Kirkston's cry sent Holly, Colin, and Geoffrey running across the lawn. The valet and remaining footmen moved aside, and Colin and Holly knelt down on either side of the Frenchman.
“Hélène . . . Holly?” Henri de Vere attempted to sit up, but Colin placed a hand on his uninjured shoulder. Holly gasped at the crimson stain spreading all too quickly across the other side of his coat. His head turned toward her, his eyes searching. He stretched out a hand. “Hélène . . .”
“He means you,” he said.
She nodded. “His brother explained it to me.” She shuddered involuntarily. “Or at least he told me a fantastical story about—”
“It is . . . all true.” A bubble of blood formed at the corner of the Frenchman's mouth. “Except in his version . . . I am no doubt . . . the villain.”
Colin gently pressed his shoulder again. “Don't try to speak. Not now.”
“But I must . . . explain. . . . There is . . . more.”
Holly's eagerness must have shown on her face, for Colin met her gaze and gave a nearly imperceptible shake of his head.
“Later,” she said to Henri, “after the physician has seen you.”
The two footmen had retreated to the house. Now they reappeared, carrying between them a door that had been taken off its hinges. One also had a blanket slung over his shoulder. When they reached Henri, they placed the door on the ground beside him, covered it with the blanket, and eased the man onto the surface. As steady as they could, they struggled back to their feet and carried de Vere inside.

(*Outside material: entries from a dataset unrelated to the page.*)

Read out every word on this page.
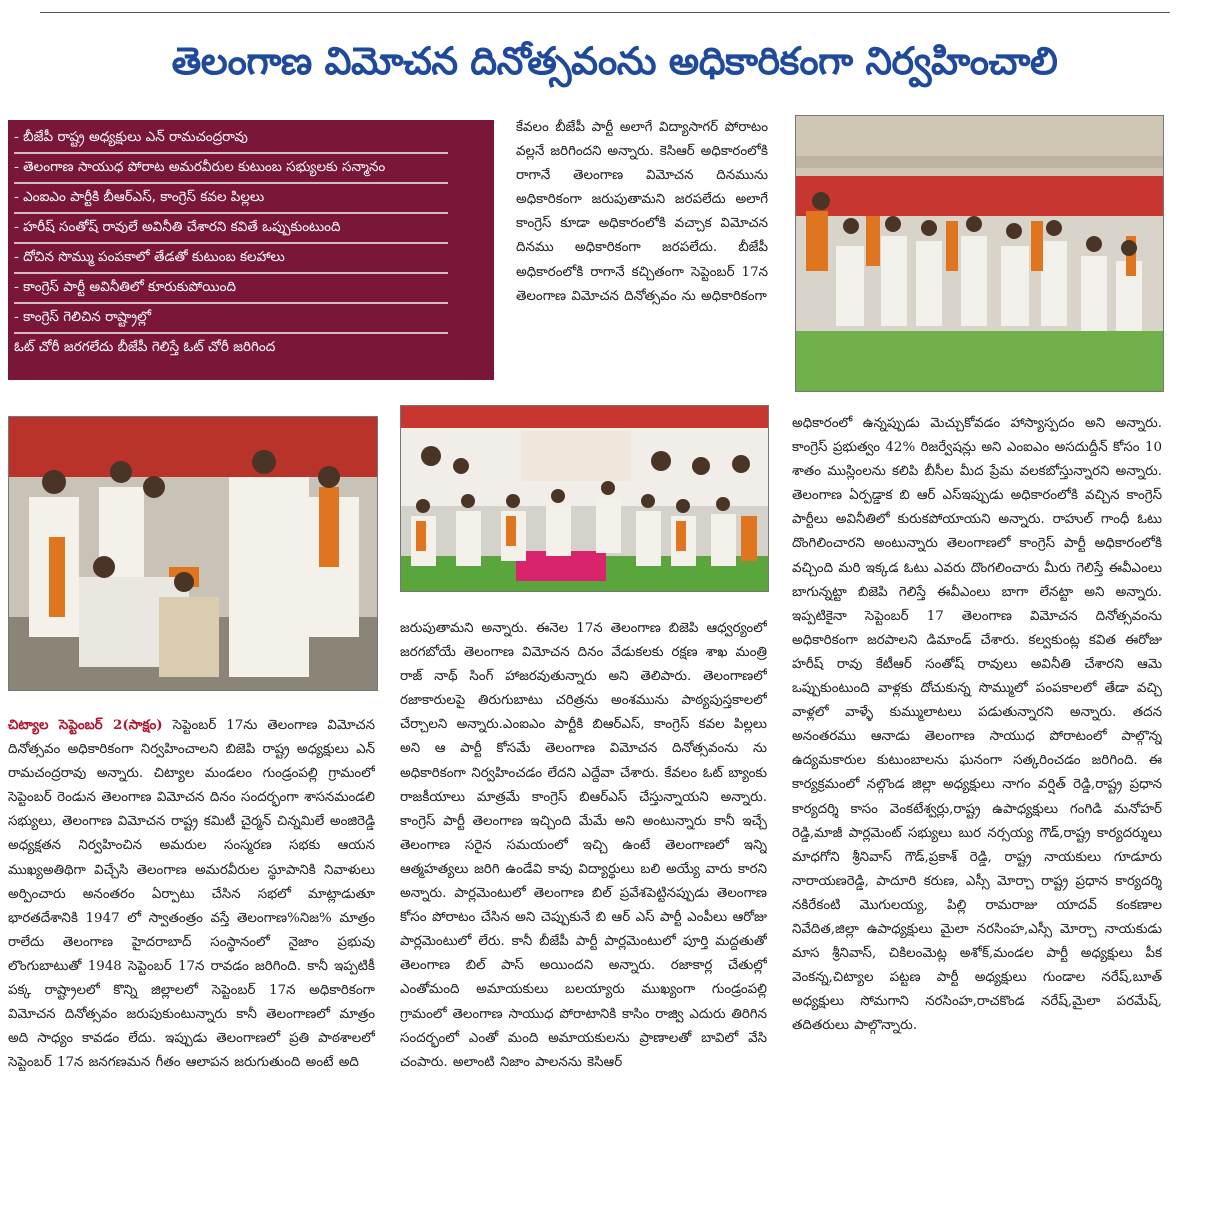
తెలంగాణ విమోచన దినోత్సవంను అధికారికంగా నిర్వహించాలి
- బీజేపీ రాష్ట్ర అధ్యక్షులు ఎన్ రామచంద్రరావు
- తెలంగాణ సాయుధ పోరాట అమరవీరుల కుటుంబ సభ్యులకు సన్మానం
- ఎంఐఎం పార్టీకి బీఆర్ఎస్, కాంగ్రెస్ కవల పిల్లలు
- హరీష్ సంతోష్ రావులే అవినీతి చేశారని కవితే ఒప్పుకుంటుంది
- దోచిన సొమ్ము పంపకాలో తేడతో కుటుంబ కలహాలు
- కాంగ్రెస్ పార్టీ అవినీతిలో కూరుకుపోయింది
- కాంగ్రెస్ గెలిచిన రాష్ట్రాల్లో
ఓట్ చోరీ జరగలేదు బీజేపీ గెలిస్తే ఓట్ చోరీ జరిగింద
కేవలం బీజేపీ పార్టీ అలాగే విద్యాసాగర్ పోరాటం వల్లనే జరిగిందని అన్నారు. కెసిఆర్ అధికారంలోకి రాగానే తెలంగాణ విమోచన దినమును అధికారికంగా జరుపుతామని జరపలేదు అలాగే కాంగ్రెస్ కూడా అధికారంలోకి వచ్చాక విమోచన దినము అధికారికంగా జరపలేదు. బీజేపీ అధికారంలోకి రాగానే కచ్చితంగా సెప్టెంబర్ 17న తెలంగాణ విమోచన దినోత్సవం ను అధికారికంగా
చిట్యాల సెప్టెంబర్ 2(సాక్షం) సెప్టెంబర్ 17ను తెలంగాణ విమోచన దినోత్సవం అధికారికంగా నిర్వహించాలని బిజెపి రాష్ట్ర అధ్యక్షులు ఎన్ రామచంద్రరావు అన్నారు. చిట్యాల మండలం గుండ్రంపల్లి గ్రామంలో సెప్టెంబర్ రెండున తెలంగాణ విమోచన దినం సందర్భంగా శాసనమండలి సభ్యులు, తెలంగాణ విమోచన రాష్ట్ర కమిటీ చైర్మన్ చిన్నమిలే అంజిరెడ్డి అధ్యక్షతన నిర్వహించిన అమరుల సంస్మరణ సభకు ఆయన ముఖ్యఅతిథిగా విచ్చేసి తెలంగాణ అమరవీరుల స్థూపానికి నివాళులు అర్పించారు అనంతరం ఏర్పాటు చేసిన సభలో మాట్లాడుతూ భారతదేశానికి 1947 లో స్వాతంత్రం వస్తే తెలంగాణ%నిజ% మాత్రం రాలేదు తెలంగాణ హైదరాబాద్ సంస్థానంలో నైజాం ప్రభువు లొంగుబాటుతో 1948 సెప్టెంబర్ 17న రావడం జరిగింది. కానీ ఇప్పటికీ పక్క రాష్ట్రాలలో కొన్ని జిల్లాలలో సెప్టెంబర్ 17న అధికారికంగా విమోచన దినోత్సవం జరుపుకుంటున్నారు కానీ తెలంగాణలో మాత్రం అది సాధ్యం కావడం లేదు. ఇప్పుడు తెలంగాణలో ప్రతి పాఠశాలలో సెప్టెంబర్ 17న జనగణమన గీతం ఆలాపన జరుగుతుంది అంటే అది
జరుపుతామని అన్నారు. ఈనెల 17న తెలంగాణ బిజెపి ఆధ్వర్యంలో జరగబోయే తెలంగాణ విమోచన దినం వేడుకలకు రక్షణ శాఖ మంత్రి రాజ్ నాథ్ సింగ్ హాజరవుతున్నారు అని తెలిపారు. తెలంగాణలో రజాకారులపై తిరుగుబాటు చరిత్రను అంశమును పాఠ్యపుస్తకాలలో చేర్చాలని అన్నారు.ఎంఐఎం పార్టీకి బిఆర్ఎస్, కాంగ్రెస్ కవల పిల్లలు అని ఆ పార్టీ కోసమే తెలంగాణ విమోచన దినోత్సవంను ను అధికారికంగా నిర్వహించడం లేదని ఎద్దేవా చేశారు. కేవలం ఓట్ బ్యాంకు రాజకీయాలు మాత్రమే కాంగ్రెస్ బిఆర్ఎస్ చేస్తున్నాయని అన్నారు. కాంగ్రెస్ పార్టీ తెలంగాణ ఇచ్చింది మేమే అని అంటున్నారు కానీ ఇచ్చే తెలంగాణ సరైన సమయంలో ఇచ్చి ఉంటే తెలంగాణలో ఇన్ని ఆత్మహత్యలు జరిగి ఉండేవి కావు విద్యార్థులు బలి అయ్యే వారు కారని అన్నారు. పార్లమెంటులో తెలంగాణ బిల్ ప్రవేశపెట్టినప్పుడు తెలంగాణ కోసం పోరాటం చేసిన అని చెప్పుకునే బి ఆర్ ఎస్ పార్టీ ఎంపీలు ఆరోజు పార్లమెంటులో లేరు. కానీ బీజేపీ పార్టీ పార్లమెంటులో పూర్తి మద్దతుతో తెలంగాణ బిల్ పాస్ అయిందని అన్నారు. రజాకార్ల చేతుల్లో ఎంతోమంది అమాయకులు బలయ్యారు ముఖ్యంగా గుండ్రంపల్లి గ్రామంలో తెలంగాణ సాయుధ పోరాటానికి కాసిం రాజ్వి ఎదురు తిరిగిన సందర్భంలో ఎంతో మంది అమాయకులను ప్రాణాలతో బావిలో వేసి చంపారు. అలాంటి నిజాం పాలనను కెసిఆర్
అధికారంలో ఉన్నప్పుడు మెచ్చుకోవడం హాస్యాస్పదం అని అన్నారు. కాంగ్రెస్ ప్రభుత్వం 42% రిజర్వేషన్లు అని ఎంఐఎం అసదుద్దీన్ కోసం 10 శాతం ముస్లింలను కలిపి బీసీల మీద ప్రేమ వలకబోస్తున్నారని అన్నారు. తెలంగాణ ఏర్పడ్డాక బి ఆర్ ఎస్ఇప్పుడు అధికారంలోకి వచ్చిన కాంగ్రెస్ పార్టీలు అవినీతిలో కురుకపోయాయని అన్నారు. రాహుల్ గాంధీ ఓటు దొంగిలించారని అంటున్నారు తెలంగాణలో కాంగ్రెస్ పార్టీ అధికారంలోకి వచ్చింది మరి ఇక్కడ ఓటు ఎవరు దొంగలించారు మీరు గెలిస్తే ఈవీఎంలు బాగున్నట్టా బిజెపి గెలిస్తే ఈవీఎంలు బాగా లేనట్టా అని అన్నారు. ఇప్పటికైనా సెప్టెంబర్ 17 తెలంగాణ విమోచన దినోత్సవంను అధికారికంగా జరపాలని డిమాండ్ చేశారు. కల్వకుంట్ల కవిత ఈరోజు హరీష్ రావు కేటీఆర్ సంతోష్ రావులు అవినీతి చేశారని ఆమె ఒప్పుకుంటుంది వాళ్లకు దోచుకున్న సొమ్ములో పంపకాలలో తేడా వచ్చి వాళ్లలో వాళ్ళే కుమ్ములాటలు పడుతున్నారని అన్నారు. తదన అనంతరము ఆనాడు తెలంగాణ సాయుధ పోరాటంలో పాల్గొన్న ఉద్యమకారుల కుటుంబాలను ఘనంగా సత్కరించడం జరిగింది. ఈ కార్యక్రమంలో నల్గొండ జిల్లా అధ్యక్షులు నాగం వర్షిత్ రెడ్డి,రాష్ట్ర ప్రధాన కార్యదర్శి కాసం వెంకటేశ్వర్లు,రాష్ట్ర ఉపాధ్యక్షులు గంగిడి మనోహర్ రెడ్డి,మాజీ పార్లమెంట్ సభ్యులు బుర నర్సయ్య గౌడ్,రాష్ట్ర కార్యదర్శులు మాధగోని శ్రీనివాస్ గౌడ్,ప్రకాశ్ రెడ్డి, రాష్ట్ర నాయకులు గూడూరు నారాయణరెడ్డి, పాదూరి కరుణ, ఎస్సీ మోర్చా రాష్ట్ర ప్రధాన కార్యదర్శి నకిరేకంటి మొగులయ్య, పిల్లి రామరాజు యాదవ్ కంకణాల నివేదిత,జిల్లా ఉపాధ్యక్షులు మైలా నరసింహ,ఎస్సీ మోర్చా నాయకుడు మాస శ్రీనివాస్, చికిలంమెట్ల అశోక్,మండల పార్టీ అధ్యక్షులు పీక వెంకన్న,చిట్యాల పట్టణ పార్టీ అధ్యక్షులు గుండాల నరేష్,బూత్ అధ్యక్షులు సోమగాని నరసింహ,రాచకొండ నరేష్,మైలా పరమేష్, తదితరులు పాల్గొన్నారు.
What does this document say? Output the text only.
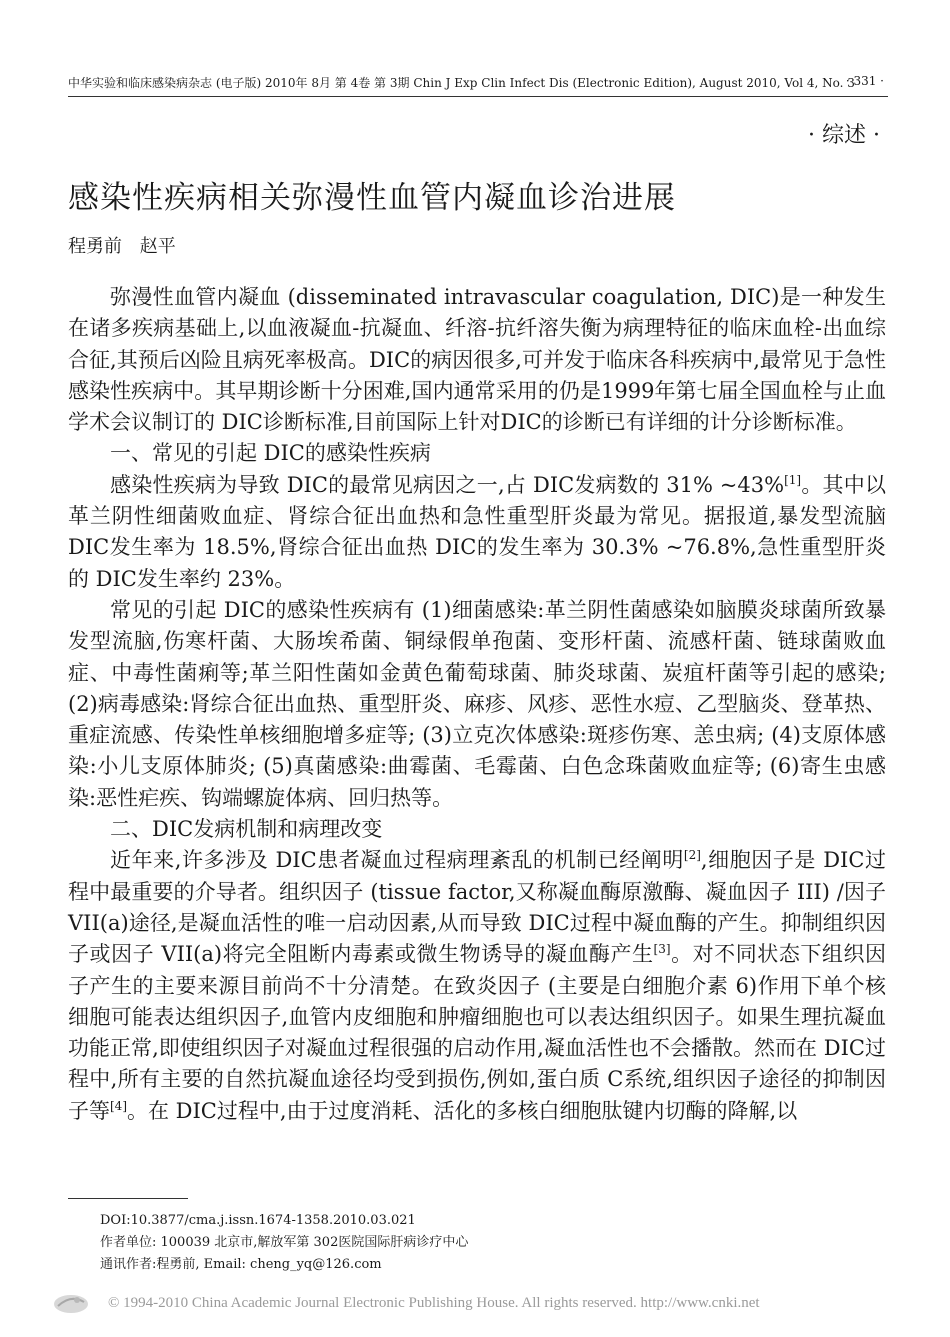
中华实验和临床感染病杂志 (电子版) 2010年 8月 第 4卷 第 3期 Chin J Exp Clin Infect Dis (Electronic Edition), August 2010, Vol 4, No. 3
· 331 ·
· 综述 ·
感染性疾病相关弥漫性血管内凝血诊治进展
程勇前 赵平

弥漫性血管内凝血 (disseminated intravascular coagulation, DIC)是一种发生在诸多疾病基础上,以血液凝血-抗凝血、纤溶-抗纤溶失衡为病理特征的临床血栓-出血综合征,其预后凶险且病死率极高。DIC的病因很多,可并发于临床各科疾病中,最常见于急性感染性疾病中。其早期诊断十分困难,国内通常采用的仍是1999年第七届全国血栓与止血学术会议制订的 DIC诊断标准,目前国际上针对DIC的诊断已有详细的计分诊断标准。

一、常见的引起 DIC的感染性疾病

感染性疾病为导致 DIC的最常见病因之一,占 DIC发病数的 31% ~43%[1]。其中以革兰阴性细菌败血症、肾综合征出血热和急性重型肝炎最为常见。据报道,暴发型流脑 DIC发生率为 18.5%,肾综合征出血热 DIC的发生率为 30.3% ~76.8%,急性重型肝炎的 DIC发生率约 23%。

常见的引起 DIC的感染性疾病有 (1)细菌感染:革兰阴性菌感染如脑膜炎球菌所致暴发型流脑,伤寒杆菌、大肠埃希菌、铜绿假单孢菌、变形杆菌、流感杆菌、链球菌败血症、中毒性菌痢等;革兰阳性菌如金黄色葡萄球菌、肺炎球菌、炭疽杆菌等引起的感染; (2)病毒感染:肾综合征出血热、重型肝炎、麻疹、风疹、恶性水痘、乙型脑炎、登革热、重症流感、传染性单核细胞增多症等; (3)立克次体感染:斑疹伤寒、恙虫病; (4)支原体感染:小儿支原体肺炎; (5)真菌感染:曲霉菌、毛霉菌、白色念珠菌败血症等; (6)寄生虫感染:恶性疟疾、钩端螺旋体病、回归热等。

二、DIC发病机制和病理改变

近年来,许多涉及 DIC患者凝血过程病理紊乱的机制已经阐明[2],细胞因子是 DIC过程中最重要的介导者。组织因子 (tissue factor,又称凝血酶原激酶、凝血因子 III) /因子 VII(a)途径,是凝血活性的唯一启动因素,从而导致 DIC过程中凝血酶的产生。抑制组织因子或因子 VII(a)将完全阻断内毒素或微生物诱导的凝血酶产生[3]。对不同状态下组织因子产生的主要来源目前尚不十分清楚。在致炎因子 (主要是白细胞介素 6)作用下单个核细胞可能表达组织因子,血管内皮细胞和肿瘤细胞也可以表达组织因子。如果生理抗凝血功能正常,即使组织因子对凝血过程很强的启动作用,凝血活性也不会播散。然而在 DIC过程中,所有主要的自然抗凝血途径均受到损伤,例如,蛋白质 C系统,组织因子途径的抑制因子等[4]。在 DIC过程中,由于过度消耗、活化的多核白细胞肽键内切酶的降解,以

DOI:10.3877/cma.j.issn.1674-1358.2010.03.021
作者单位: 100039 北京市,解放军第 302医院国际肝病诊疗中心
通讯作者:程勇前, Email: cheng_yq@126.com
© 1994-2010 China Academic Journal Electronic Publishing House. All rights reserved. http://www.cnki.net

A carriage came rumbling up the drive.
Holly shaded her eyes with her hand. “The physician is here already?”
Colin shook his head. “My mother. She's back from Windsor.”
“Good gracious. However will we explain all of this to her?”
Colin wrapped an arm around her and drew her close. “Prudently.”
They walked around to the front steps, where Ivy met them. “What is going on?” she demanded. “I was napping and awakened to the most dreadful clamor. And now I see this gentleman being carried into the house. Why, is it Mr. Verrell?”
For the first time since they'd fallen into each other's arms on the ground near the trees, Holly left Colin's side. She climbed the three or four steps until she stood level with her sister, and threw her arms around her.
Ivy let go a startled laugh. “What is all this?”
Holly looked deeply into her sister's eyes. “Yvonne.”
“Who?”
“Come into the house, Ivy. I have much to explain to you. Where is Willow?”
“I thought she was with you.”
“I'm right here.”
Willow and Lord Bryce stood at the base of the steps. Holly went down to her youngest sister and caught Willow's hands in both of her own. “There is something I must tell you. Something both you and Ivy must hear.”
“What is everyone doing gathered around the steps?” With the help of both a footman and her lady's maid, Colin's mother stepped down from her carriage. “And why do you all look so grim?”
Colin touched Holly's shoulder. “You speak with your sisters. I'll explain to my mother. And take care of de Vere.”
She smiled sadly up at him. “Thank you.”
“No, thank
you
.” He grasped her chin, and warmth traveled her length even before he brushed his lips across hers.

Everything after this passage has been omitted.